The guide provides the following findings:
- Country-led governance assessments will increase ownership for citizens, assuming that the process is participatory and includes input from stakeholders inside and outside of government. While Civil Society Organizations (CSOs) have blossomed during the past 15 years, real CSO “watchdogs” remain scarce
- International teams that conduct survey-based assessments often have superior survey research skills, but lack the inside knowledge needed to get good-quality data and draw representative samples in many places where census data is out of date and other challenges are present
- Assessments that can claim a high level of professionalism, are policy relevant, include government and non-government stakeholders, engage the public and build local statistical capacity are likely to be most attractive to donors and international organizations
- Few countries where governance is a major concern can afford to fund a country-led assessment. In more developed countries, civil society organizations fund governance research, but in most developing countries civil society organizations rely on donors to fund their research.

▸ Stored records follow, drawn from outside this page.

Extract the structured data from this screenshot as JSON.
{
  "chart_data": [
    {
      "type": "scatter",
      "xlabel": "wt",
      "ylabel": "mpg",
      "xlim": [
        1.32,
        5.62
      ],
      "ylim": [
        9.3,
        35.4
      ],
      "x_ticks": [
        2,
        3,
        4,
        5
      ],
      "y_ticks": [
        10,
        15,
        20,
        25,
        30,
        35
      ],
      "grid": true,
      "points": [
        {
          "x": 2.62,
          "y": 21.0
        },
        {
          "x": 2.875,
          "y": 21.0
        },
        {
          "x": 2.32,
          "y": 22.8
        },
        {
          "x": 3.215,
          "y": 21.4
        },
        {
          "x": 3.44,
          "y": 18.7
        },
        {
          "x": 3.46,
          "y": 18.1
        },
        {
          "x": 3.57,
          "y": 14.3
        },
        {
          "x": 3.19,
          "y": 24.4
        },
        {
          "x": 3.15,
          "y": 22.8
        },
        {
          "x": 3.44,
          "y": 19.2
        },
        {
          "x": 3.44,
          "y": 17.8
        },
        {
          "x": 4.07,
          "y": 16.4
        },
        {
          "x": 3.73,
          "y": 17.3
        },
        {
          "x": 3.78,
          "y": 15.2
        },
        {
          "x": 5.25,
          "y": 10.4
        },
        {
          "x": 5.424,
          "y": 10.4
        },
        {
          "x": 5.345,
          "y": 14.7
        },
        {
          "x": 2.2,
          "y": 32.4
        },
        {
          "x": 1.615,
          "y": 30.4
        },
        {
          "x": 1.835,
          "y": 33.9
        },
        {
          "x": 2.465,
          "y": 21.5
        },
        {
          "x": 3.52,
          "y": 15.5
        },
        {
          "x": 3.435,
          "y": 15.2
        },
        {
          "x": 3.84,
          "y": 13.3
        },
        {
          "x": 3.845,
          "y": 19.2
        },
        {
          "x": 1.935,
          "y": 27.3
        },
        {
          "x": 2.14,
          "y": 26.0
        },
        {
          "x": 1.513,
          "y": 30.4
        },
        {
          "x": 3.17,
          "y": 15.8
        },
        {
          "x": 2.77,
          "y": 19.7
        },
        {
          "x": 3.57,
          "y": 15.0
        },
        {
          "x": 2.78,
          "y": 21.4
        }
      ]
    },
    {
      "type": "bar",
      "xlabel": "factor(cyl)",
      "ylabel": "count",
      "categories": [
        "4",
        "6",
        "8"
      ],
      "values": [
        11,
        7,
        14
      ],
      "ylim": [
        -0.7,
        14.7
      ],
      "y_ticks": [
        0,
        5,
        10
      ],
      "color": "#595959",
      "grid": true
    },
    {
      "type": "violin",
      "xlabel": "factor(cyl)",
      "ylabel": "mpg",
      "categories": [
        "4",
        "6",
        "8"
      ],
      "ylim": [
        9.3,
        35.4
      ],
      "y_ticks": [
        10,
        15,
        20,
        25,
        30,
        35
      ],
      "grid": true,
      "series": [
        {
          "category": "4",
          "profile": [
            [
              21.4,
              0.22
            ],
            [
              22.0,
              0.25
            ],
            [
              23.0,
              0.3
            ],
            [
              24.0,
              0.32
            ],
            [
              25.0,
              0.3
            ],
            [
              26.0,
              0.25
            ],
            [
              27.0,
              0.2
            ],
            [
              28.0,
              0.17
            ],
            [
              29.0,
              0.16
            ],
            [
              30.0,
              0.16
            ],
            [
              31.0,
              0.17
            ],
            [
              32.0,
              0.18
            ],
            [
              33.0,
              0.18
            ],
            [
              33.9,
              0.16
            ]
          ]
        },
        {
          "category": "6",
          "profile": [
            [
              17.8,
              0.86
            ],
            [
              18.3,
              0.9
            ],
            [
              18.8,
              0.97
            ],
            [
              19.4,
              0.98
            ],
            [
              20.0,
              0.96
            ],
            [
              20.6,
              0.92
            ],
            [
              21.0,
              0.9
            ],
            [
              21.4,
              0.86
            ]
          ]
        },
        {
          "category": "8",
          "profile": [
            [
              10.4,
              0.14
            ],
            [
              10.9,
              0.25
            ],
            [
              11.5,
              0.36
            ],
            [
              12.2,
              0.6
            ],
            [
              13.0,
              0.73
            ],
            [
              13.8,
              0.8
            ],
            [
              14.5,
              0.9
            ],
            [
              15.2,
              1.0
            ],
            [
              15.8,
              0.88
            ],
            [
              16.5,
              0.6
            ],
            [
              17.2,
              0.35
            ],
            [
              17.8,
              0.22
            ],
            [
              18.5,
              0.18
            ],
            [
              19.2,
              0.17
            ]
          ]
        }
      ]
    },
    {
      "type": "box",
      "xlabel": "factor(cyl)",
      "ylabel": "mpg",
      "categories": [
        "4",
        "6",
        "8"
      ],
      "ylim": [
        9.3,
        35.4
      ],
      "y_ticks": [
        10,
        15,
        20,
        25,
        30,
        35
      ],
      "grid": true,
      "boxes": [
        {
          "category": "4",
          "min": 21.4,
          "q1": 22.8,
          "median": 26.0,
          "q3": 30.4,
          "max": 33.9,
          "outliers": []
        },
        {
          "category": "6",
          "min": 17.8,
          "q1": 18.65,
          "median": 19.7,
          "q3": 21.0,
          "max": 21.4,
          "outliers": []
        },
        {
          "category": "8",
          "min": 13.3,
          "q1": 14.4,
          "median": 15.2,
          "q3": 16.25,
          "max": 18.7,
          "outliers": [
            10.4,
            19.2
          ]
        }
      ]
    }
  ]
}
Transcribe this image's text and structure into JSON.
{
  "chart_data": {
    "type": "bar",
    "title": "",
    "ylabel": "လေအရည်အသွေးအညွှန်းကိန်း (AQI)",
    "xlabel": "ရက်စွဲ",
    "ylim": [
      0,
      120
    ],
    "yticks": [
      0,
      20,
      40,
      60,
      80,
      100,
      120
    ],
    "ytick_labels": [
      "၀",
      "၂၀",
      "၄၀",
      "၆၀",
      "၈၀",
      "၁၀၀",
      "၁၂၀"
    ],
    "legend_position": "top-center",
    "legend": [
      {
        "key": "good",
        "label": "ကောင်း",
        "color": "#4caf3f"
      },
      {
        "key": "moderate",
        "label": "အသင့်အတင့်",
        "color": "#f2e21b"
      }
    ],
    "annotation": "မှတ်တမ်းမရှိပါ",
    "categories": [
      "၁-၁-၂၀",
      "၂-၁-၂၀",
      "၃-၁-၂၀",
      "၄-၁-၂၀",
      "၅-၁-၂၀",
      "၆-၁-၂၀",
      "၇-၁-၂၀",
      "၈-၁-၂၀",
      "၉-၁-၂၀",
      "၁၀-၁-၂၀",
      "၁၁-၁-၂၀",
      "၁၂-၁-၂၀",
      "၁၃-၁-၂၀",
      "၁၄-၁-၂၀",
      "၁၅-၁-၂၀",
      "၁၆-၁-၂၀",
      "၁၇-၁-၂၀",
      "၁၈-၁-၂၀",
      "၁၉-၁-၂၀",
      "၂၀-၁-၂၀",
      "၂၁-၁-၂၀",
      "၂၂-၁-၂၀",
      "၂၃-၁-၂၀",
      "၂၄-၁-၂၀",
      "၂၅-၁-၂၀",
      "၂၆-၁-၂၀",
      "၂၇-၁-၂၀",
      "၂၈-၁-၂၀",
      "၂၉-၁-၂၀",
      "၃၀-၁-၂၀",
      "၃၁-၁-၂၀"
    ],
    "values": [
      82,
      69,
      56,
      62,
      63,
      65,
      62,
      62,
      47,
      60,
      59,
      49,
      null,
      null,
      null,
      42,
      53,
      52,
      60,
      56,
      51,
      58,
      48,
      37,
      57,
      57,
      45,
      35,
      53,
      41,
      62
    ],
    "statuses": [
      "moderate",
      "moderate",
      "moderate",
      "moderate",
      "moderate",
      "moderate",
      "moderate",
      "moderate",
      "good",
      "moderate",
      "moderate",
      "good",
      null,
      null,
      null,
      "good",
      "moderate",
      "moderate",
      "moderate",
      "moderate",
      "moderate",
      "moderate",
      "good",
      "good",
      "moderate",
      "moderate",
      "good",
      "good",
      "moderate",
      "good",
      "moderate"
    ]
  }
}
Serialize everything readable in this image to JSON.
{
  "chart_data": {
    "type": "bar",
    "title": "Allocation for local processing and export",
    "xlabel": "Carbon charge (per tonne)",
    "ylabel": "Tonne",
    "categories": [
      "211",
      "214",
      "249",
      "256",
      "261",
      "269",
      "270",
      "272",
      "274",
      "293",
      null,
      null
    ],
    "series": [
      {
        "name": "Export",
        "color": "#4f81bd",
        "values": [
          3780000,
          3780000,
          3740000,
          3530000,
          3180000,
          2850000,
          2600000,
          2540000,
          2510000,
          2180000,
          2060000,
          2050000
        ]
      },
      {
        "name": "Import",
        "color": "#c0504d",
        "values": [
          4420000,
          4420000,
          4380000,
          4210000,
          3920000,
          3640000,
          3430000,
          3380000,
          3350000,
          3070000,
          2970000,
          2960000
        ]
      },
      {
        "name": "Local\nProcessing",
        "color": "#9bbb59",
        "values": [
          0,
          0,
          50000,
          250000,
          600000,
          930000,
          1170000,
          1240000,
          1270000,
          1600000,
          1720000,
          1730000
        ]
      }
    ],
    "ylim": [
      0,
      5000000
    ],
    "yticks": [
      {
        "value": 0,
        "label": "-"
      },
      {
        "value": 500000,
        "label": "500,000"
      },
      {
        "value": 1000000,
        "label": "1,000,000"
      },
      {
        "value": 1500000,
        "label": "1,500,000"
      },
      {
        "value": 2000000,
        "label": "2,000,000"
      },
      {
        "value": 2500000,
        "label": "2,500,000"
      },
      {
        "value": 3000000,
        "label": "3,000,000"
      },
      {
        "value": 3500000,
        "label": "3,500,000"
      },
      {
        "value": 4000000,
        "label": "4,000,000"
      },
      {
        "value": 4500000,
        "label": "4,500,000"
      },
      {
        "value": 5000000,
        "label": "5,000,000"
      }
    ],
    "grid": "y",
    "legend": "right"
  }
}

The paper provides recommendations and conclusions such as:
- It is critical to practice democratic governance in all phases of the assessment process: planning, conducting the assessment, analyzing the data, and reporting of the results
- Clearly, the practice of governance principles, such as accountability, transparency, fairness, participation and efficiency, are essential. If any of these principles are missing from the process, the assessment will not be credible and will lack legitimacy
- The practice of democratic governance within the assessment process will lead to legitimacy and acceptance by civil society, the general public, the government and external actors such as bilateral and multilateral donors.